The scorching chemistry between Noelle and Theo drives every scene they share but this is also a story about family and navigating the grief of losing a loved one. A tender message throughout the book is that a soul mate doesn’t have to be a lover. It can be a sibling or a parent or a grandmother, as is the case for Noelle. Her gram’s death hit her hard but her journey with Paul shows Noelle a different side to the woman she cherished, a side she didn’t even know existed. It makes her feel closer to her gram; the photos, letters and shared memories filling the cracks in her broken heart. The roadtrip is a form of closure, as well as an opening for new opportunities if only Noelle can learn to let go of the fear of failure that holds her back. Theo, too, is such a self-controlled overachiever. He doesn’t know how to fail. Given Noelle’s somewhat of a grudging expert, she’s the perfect person to show him that you’re not defined by superficial success or other people’s lofty expectations.

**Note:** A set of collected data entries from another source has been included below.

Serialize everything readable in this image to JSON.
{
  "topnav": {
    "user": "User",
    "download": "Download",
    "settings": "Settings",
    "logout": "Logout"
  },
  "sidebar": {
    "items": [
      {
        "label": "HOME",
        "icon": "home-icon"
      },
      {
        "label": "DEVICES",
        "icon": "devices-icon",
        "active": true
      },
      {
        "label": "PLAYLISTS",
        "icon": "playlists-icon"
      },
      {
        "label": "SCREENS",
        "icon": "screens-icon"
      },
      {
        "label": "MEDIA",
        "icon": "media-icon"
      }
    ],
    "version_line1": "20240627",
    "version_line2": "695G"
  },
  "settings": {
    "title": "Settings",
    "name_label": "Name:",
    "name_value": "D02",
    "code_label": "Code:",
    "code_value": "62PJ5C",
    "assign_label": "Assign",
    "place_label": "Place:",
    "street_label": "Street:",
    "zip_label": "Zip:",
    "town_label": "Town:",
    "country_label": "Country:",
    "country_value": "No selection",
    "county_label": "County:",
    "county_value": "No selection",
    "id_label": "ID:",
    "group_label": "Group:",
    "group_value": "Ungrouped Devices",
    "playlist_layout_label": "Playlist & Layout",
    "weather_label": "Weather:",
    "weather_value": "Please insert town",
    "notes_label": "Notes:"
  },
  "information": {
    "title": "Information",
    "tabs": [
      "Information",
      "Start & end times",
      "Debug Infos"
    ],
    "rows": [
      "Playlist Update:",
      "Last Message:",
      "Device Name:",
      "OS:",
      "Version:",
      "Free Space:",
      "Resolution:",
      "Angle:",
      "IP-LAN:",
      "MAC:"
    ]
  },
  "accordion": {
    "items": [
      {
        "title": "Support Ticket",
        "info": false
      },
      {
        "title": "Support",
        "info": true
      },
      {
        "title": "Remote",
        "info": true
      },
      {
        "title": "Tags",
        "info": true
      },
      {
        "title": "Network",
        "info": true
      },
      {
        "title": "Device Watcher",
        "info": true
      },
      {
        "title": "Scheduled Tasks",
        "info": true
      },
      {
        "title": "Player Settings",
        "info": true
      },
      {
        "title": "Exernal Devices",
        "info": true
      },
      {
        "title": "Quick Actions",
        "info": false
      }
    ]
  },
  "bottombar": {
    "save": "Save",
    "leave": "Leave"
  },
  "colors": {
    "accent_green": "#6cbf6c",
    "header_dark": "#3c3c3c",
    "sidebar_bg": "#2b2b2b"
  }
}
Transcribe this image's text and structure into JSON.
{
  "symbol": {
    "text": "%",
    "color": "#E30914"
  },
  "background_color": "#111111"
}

Jessica Joyce’s debut is a complete joy of a book. It’s tender, swoony, sexy and endlessly witty, with a fun summer road-trip atmosphere and sympathetic characters. I found myself rereading whole chapters as I went along, just to prolong the good-natured bickering and fighting of oh-so-obvious feelings. I already know it’ll be a book I’ll come back to time and time again for that ultimate dose of romantic comedy. And if the teaser chapter for Joyce’s next book is anything to go by, we’re in for another heart-stealer.